Un conte au temps du Christ. Et un film pour tous les temps.

Ben-Hur ! Monument du péplum, vainqueur de onze oscars (à égalité avec Titanic et Le Retour du Roi et encore, en 1959, il y avait moins de catégories), considéré comme l'un des plus grands films de l'Histoire du Cinéma, manquait à ma liste de critiques. Peut-être avez-vous remarqué, si vous me suivez depuis quelque temps, que cette critique est la trente-troisième. Non, ce n'est pas un parallèle christique, qu'allez-vous penser ? Mais quelle meilleure occasion que celle-ci pour parler de ce film que j'apprécie tant ?


Je ne reviens pas sur le scénario du film, il est connu de tous ; c'est d'ailleurs un point sur lequel on peut critiquer le film : son scénario est simple. Cependant, simple ne veut pas dire stupide, et c'est justement la simplicité du film qui en fait un grand chef d'oeuvre : c'est simple et percutant, er cela permet d'approfondir toute le message du film. L'histoire de ce prince juif condamné aux galères est mise en parallèle avec celle de l'un des personnages les plus fascinants qui aie jamais vécus : Jésus. Fascinant en effet, parce que cet homme est également considéré par la religion chrétienne comme le Fils de Dieu, envoyé sur Terre pour sauver l'humanité du péché.
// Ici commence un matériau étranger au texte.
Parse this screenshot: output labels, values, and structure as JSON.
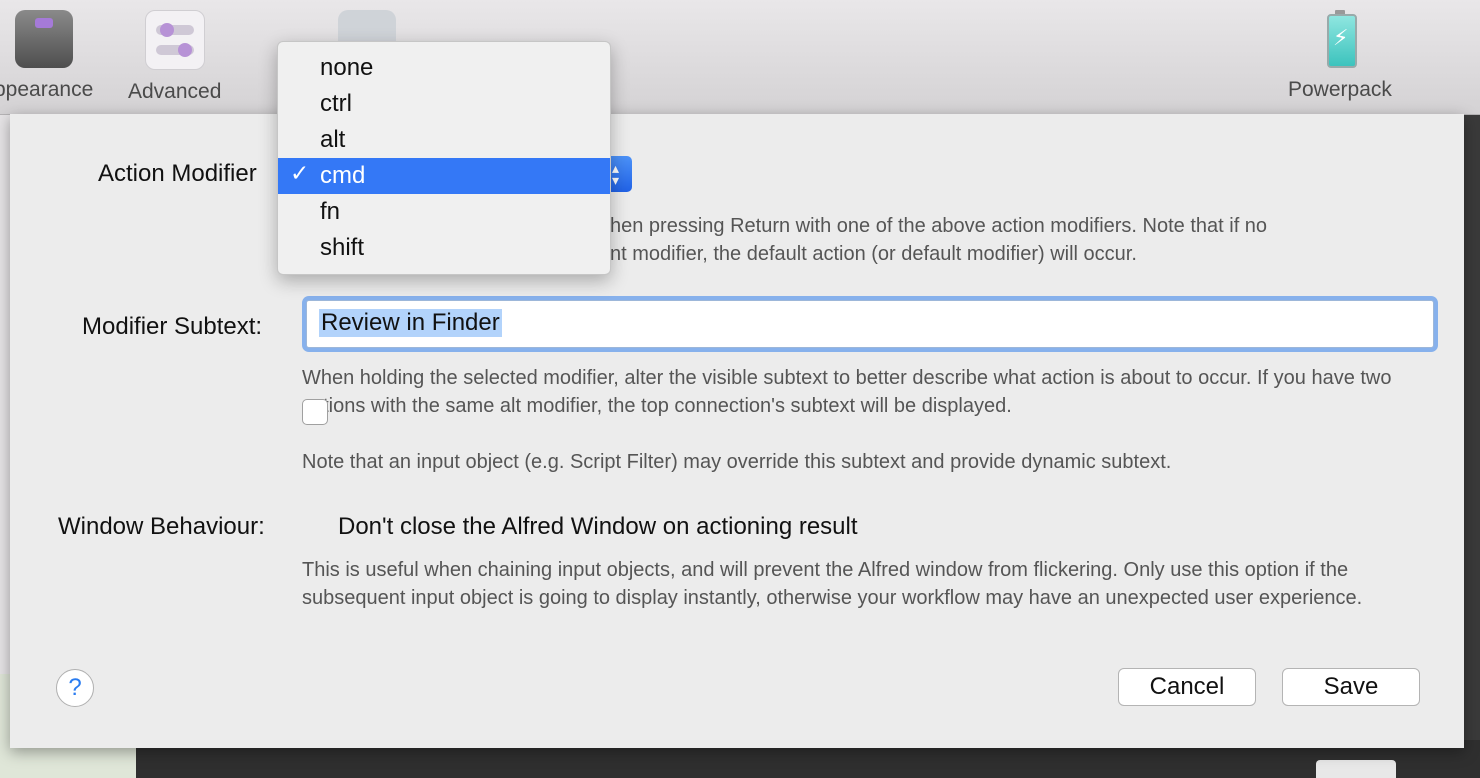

Or, Ben-Hur est et fait exactement l'inverse.


Certes, tout comme Jésus, il est issu du peuple juif et il est injustement condamné (bien que Jésus soit issu d'une famille d'artisans et Ben-Hur, de l'aristocratie) ; mais c'est justement dans leurs attitudes différentes que ces deux hommes vont se distinguer : l'un d'entre eux va se soumettre à cette condamnation injuste pour sauver les hommes, et donner sa vie pour cela ; l'autre va survivre grâce à sa haine et vouloir combattre et tuer le responsable de sa condamnation ; c'est d'autant plus intéressant que Jésus, accepte de souffrir à la place des hommes, coupables de leurs péchés, alors que Ben-Hur veut tuer l'homme qu'il pense être responsable de la mort de sa mère et de sa sœur, alors qu'il n'en est rien.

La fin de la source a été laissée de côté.